My split-lipped aunt, my 80-year-old cousin from Italy, Beppa, my mom, and my split-lipped aunt's friend, Mitzi, snapped to work and all at once their bodies churned throughout the tiny kitchen. They grabbed knives and bowls and vegetables and bottles and towels and cutting boards and the water in the sink ran nonstop. Arms and fingers pointed, gripped, and hugged. Someone yelled to put on a pot of water. I watched bright peppers, lettuce, and tomatoes chopped and mutilated--a spilled can of nuts scrambled across the floor, oranges rolled through all of their feet. With the pride of Caesar crossing the Rubicon, Beppa slid a cutting board of fresh pasta into a boiling pot of water. They boiled water all day just in case of an emergency. You never knew when someone would need ravioli.

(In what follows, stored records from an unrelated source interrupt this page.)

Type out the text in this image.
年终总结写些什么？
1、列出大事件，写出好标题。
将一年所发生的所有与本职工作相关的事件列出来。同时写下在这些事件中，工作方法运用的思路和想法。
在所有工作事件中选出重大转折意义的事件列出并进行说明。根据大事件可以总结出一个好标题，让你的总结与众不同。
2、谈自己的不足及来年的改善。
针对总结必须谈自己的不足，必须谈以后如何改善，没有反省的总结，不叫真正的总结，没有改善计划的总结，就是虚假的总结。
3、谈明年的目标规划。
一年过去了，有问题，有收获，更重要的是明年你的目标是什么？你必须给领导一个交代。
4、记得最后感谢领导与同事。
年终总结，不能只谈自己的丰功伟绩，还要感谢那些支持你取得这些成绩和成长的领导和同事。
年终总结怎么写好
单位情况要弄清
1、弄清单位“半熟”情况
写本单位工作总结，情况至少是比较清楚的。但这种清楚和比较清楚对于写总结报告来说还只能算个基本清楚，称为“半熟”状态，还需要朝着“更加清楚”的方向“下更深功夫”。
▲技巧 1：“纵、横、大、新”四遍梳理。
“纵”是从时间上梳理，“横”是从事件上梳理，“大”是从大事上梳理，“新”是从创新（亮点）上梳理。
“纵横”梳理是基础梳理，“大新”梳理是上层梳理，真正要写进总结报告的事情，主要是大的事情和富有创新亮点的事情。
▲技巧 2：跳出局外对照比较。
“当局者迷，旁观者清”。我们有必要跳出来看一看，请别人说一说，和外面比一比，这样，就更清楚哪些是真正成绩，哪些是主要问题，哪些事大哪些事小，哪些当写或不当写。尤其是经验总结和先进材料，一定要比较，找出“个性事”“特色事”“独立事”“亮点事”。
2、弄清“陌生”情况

Everyone and everything was in the way and was not in the way like the guts of a fine watch.
"Joe, go home and get washed. We will make it a Waldorf salad!"
"I am clean, Connie."
A voice added, "And ravioli!"
The women ignored him. In the silence of cooking, without a word, good-hearted Joe the plumber disappeared through the open door of his house to scrub his fingers and hands better. Joey and I follwed him and then had a catch. We kept peering into the open door left wide open. Traces of smoke lingered like a low fog in his house.
I never learned how the date went.
When he emerged he didn't seem any cleaner. He wore a stiff white shirt now. With the sleeves folded with precision, a tattoo made of smudged blue ink curled from beneath the cuff and around his forearm. I liked it. It was a hula girl. Covered now, but higher on his right arm a tattoo of an anchor hid beneath most of his work shirt sleeves--I caught a glimpse of it once when he worked on our bathroom sink. Same smeary blue ink. The words and the numbers under it were never clear enough to be read.
Joe the plumber was the only guy I knew who was murdered.
Someone broke into his house in the middle of a quiet night and stabbed him repeatedly in his sleep. The number 70 sticks in my head.